Recently a reporter asked me about trends in bars…it got me thinking about this whole snacking thing, and how bars epitomize the snacking into meal transition. Bars as a category go back to the 1980s, if not earlier, when they were mostly aimed at providing energy and protein to endurance athletes. Frankly they didn’t taste all that great, but that wasn’t really the point. A lot has happened in the category since then. To give a little context—according to the market research organization, Mintel—bar market sales will top $6 billion by 2020.
The market expanded from sports bars to cereal bars to meal replacement and lifestyle ones. For years though, bars were pretty much the same either baked cereal or protein-packed with whey or soy and pressed together with few distinguishable ingredients—lots of carbs and lots of sweeteners. That’s no longer the case. Every day seems to bring a new ingredient, flavor, format or label claim—from crickets to meat and organic, vegan, non-GMO to refrigerated with probiotics and ancient grains. All the same trends seen in the wider food and beverage industry are reflected in the bar segment and that includes simple, recognizable ingredients on the label and in the package—fruit, nuts, seeds, vegetables.

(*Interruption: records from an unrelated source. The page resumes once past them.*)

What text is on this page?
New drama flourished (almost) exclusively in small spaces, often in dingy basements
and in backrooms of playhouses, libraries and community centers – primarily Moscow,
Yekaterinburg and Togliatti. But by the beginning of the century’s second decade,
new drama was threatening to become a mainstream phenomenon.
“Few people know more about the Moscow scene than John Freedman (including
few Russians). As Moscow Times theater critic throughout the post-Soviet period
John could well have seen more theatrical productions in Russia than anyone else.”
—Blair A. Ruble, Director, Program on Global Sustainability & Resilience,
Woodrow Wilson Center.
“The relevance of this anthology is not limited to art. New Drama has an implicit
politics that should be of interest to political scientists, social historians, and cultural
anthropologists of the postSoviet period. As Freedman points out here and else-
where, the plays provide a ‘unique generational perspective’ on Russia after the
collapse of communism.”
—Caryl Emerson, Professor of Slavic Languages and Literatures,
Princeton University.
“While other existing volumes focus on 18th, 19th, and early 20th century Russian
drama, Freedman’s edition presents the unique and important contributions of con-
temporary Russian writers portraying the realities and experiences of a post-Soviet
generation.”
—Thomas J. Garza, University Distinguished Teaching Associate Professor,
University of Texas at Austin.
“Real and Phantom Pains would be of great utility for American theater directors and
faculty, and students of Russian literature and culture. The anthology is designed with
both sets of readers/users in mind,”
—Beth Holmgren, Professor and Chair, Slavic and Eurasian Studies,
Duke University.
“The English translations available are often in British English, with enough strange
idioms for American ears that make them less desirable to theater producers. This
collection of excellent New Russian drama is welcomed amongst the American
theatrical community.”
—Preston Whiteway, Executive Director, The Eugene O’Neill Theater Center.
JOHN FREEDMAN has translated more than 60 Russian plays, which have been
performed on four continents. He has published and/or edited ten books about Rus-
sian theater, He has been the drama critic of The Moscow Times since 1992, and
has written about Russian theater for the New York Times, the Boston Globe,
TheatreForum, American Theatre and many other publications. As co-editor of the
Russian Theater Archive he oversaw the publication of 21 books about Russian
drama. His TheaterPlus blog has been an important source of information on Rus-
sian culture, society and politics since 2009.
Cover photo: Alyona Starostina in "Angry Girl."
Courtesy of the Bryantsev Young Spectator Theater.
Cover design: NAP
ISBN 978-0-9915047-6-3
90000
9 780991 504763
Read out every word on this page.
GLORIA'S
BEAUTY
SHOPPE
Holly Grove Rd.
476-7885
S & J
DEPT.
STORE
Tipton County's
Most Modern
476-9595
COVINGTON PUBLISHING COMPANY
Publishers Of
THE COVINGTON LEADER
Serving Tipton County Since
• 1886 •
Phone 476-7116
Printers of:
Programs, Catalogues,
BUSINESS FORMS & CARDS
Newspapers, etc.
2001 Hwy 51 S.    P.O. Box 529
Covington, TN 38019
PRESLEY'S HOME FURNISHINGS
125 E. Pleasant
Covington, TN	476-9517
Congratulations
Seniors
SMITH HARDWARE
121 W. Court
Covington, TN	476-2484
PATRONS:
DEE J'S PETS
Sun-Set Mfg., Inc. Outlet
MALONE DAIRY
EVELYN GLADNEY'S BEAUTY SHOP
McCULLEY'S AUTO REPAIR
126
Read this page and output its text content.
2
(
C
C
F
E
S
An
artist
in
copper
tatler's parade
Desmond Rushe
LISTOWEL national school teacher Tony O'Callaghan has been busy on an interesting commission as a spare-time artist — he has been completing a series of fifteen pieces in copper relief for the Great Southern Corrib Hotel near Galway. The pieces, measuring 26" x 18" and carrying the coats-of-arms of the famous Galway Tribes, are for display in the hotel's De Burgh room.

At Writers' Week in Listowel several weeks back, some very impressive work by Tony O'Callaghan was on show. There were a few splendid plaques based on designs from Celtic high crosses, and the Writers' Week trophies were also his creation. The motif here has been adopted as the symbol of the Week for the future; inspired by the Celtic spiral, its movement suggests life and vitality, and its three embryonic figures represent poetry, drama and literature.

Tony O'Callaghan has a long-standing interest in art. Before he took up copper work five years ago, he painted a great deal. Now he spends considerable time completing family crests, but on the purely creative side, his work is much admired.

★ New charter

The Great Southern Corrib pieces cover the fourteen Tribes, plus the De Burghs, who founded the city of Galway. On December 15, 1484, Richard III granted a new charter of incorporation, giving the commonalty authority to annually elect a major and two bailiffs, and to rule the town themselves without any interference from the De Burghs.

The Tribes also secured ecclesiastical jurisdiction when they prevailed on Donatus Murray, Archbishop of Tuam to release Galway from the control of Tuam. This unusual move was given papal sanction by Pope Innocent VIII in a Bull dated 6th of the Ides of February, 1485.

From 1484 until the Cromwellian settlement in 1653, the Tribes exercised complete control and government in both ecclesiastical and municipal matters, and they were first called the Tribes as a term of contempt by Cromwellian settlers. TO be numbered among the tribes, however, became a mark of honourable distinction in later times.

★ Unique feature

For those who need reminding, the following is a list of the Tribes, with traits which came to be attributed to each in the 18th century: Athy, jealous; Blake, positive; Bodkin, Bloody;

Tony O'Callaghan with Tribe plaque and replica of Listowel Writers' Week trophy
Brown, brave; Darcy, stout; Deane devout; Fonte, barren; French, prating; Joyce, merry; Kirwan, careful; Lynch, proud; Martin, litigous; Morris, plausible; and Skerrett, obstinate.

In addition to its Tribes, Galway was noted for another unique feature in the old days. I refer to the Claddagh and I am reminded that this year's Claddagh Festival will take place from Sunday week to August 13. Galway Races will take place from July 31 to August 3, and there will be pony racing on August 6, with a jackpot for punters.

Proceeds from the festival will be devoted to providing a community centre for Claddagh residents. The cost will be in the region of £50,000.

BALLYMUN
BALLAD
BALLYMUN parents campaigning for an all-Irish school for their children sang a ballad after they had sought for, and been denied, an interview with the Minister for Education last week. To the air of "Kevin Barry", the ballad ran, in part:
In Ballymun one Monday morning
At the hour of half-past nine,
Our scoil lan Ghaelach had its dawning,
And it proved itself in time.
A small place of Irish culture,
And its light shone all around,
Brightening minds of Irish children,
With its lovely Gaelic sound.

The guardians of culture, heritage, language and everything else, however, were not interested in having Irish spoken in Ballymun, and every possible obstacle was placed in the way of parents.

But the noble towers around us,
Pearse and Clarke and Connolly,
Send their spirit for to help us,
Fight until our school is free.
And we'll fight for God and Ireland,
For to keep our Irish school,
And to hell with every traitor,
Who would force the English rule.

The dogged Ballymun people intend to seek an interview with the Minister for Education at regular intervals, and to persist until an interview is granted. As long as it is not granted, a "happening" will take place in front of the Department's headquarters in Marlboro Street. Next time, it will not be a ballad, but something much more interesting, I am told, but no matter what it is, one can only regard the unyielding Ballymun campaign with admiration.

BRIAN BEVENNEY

With all this innovation in the sector, Euromonitor International reported, value sales of snack bars increased 5 percent in 2016 and 30 percent between 2011 and 2016. Leading bar segment sales, energy bars and fruit and nut bars had value sales increases of 11 percent and 9 percent, respectively, in 2016.
Consumers’ demand for healthier foods continues to be a key deciding factor when choosing what they eat. Fruit-based products tap into the demand for healthier options that still taste great. Tree Top offers more fruits in more forms than any other supplier on earth. Our expertise in transforming fresh fruits into unique and cost-effective ingredients is what makes Tree Top a leading supplier to the snack industry. In fact, many bars in the market today use dried fruit for water binding, and fruit puree for humectancy. Also under the new FDA labeling guidelines, these types of fruit ingredients - add sweetness, without having to be counted as “added sugar.” Just goes to show—any meal or snack is enhanced by fruit.